Not all people of course. People with the right skills in the right fields will likely do extremely well. Many others however may not fare as well and many more may fear losing their footing and being left behind.
As a result of the various trends we have been discussing, we can already observe a resurgence of populism and nationalism around the world. I say ‘resurgence’ because it’s easy to forget that populism and nationalism – common reactions to globalization and the reduction of economic opportunities – were also ascendent in the first decades of the 20th century.
We should also keep in mind that historically, the middle class has been the driver of political stability in liberal democracies, but when the middle class has felt under threat, it has not always supported democracy and free markets. When it feels threatened and exposed, the middle class is just as likely to veer to the left than to the right and we are, right now, in a period where the middle class, in many countries, is feeling more exposed than it has in a long time.
In reaction to this, governments can be tempted to intervene to restore balance. Business leaders, for their part, look at those trends and can see that the waters are getting more tumultuous. Prudent business leaders, seeing such trends developing and feeling the pervasive mood, may be tempted to implement preemptive measures.
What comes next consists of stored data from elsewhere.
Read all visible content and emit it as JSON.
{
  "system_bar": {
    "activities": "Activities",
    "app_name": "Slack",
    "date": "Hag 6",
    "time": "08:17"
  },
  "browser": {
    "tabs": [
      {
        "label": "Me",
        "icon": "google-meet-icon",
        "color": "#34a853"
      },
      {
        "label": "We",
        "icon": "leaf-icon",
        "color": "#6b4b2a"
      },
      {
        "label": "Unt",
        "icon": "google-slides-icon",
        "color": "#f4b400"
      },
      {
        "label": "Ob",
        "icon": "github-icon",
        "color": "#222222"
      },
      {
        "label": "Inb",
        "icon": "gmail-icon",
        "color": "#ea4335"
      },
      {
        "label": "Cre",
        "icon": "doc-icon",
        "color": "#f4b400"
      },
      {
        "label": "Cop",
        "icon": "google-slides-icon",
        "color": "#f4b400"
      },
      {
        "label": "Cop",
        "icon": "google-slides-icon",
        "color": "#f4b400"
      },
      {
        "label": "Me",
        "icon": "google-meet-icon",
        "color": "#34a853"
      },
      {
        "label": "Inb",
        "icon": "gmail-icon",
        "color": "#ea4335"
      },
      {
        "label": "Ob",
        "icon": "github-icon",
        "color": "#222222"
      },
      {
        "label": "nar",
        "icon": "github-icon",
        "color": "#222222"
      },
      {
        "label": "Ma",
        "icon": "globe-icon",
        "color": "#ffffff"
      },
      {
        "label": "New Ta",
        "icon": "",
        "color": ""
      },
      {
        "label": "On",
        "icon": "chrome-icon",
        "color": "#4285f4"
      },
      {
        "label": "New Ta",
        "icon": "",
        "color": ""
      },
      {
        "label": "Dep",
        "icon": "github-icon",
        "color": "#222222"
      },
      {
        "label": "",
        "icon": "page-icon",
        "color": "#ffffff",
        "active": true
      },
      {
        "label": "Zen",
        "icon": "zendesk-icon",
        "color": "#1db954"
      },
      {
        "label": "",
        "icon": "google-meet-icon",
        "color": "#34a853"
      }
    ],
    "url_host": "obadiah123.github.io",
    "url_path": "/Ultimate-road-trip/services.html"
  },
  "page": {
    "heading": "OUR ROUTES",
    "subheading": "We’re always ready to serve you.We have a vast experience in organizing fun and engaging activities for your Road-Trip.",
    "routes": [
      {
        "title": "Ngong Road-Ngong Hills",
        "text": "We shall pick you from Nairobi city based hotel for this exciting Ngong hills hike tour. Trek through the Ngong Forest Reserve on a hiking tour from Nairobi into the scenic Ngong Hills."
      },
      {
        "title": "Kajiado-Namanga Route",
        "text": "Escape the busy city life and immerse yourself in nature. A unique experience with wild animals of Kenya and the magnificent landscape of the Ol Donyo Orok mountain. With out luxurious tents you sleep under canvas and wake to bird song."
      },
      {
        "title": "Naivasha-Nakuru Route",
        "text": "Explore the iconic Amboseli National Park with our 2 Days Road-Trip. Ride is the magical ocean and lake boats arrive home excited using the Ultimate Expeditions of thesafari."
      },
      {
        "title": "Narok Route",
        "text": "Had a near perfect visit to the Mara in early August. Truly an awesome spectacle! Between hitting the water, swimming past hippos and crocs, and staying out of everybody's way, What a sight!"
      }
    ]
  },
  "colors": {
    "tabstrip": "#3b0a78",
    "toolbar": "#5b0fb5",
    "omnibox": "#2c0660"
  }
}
If you’ve been following the news, you are familiar by now with the recent reversal by the U.S. Business Roundtable of its historical support of shareholder primacy in favor of the more balanced notion of stakeholder primacy: the idea that businesses have clients and employees and shareholders, and that their respective needs and interests need to be appropriately balanced.
Businesses, as I have often said, are not disconnected from the broader social fabric. Businesses are granted a social license, a license that allows them to offer valuable products and services and in the process, generate profits. But this license comes with implicit conditions and as change rocks the status quo and risks leaving many behind, those conditions must be kept in mind for the sake of fostering the kind of benign environment that supports successful and inclusive economic activity.
Technological change, demographic trends, subdued economic growth, a souring public mood and increased government interventionism… All of these dynamics hang inextricably together. As we move forward, we must keep a vigilant eye on such trends and make, in our own best interest, collective choices that allow more rather than less of us to thrive during this period of deep transformation.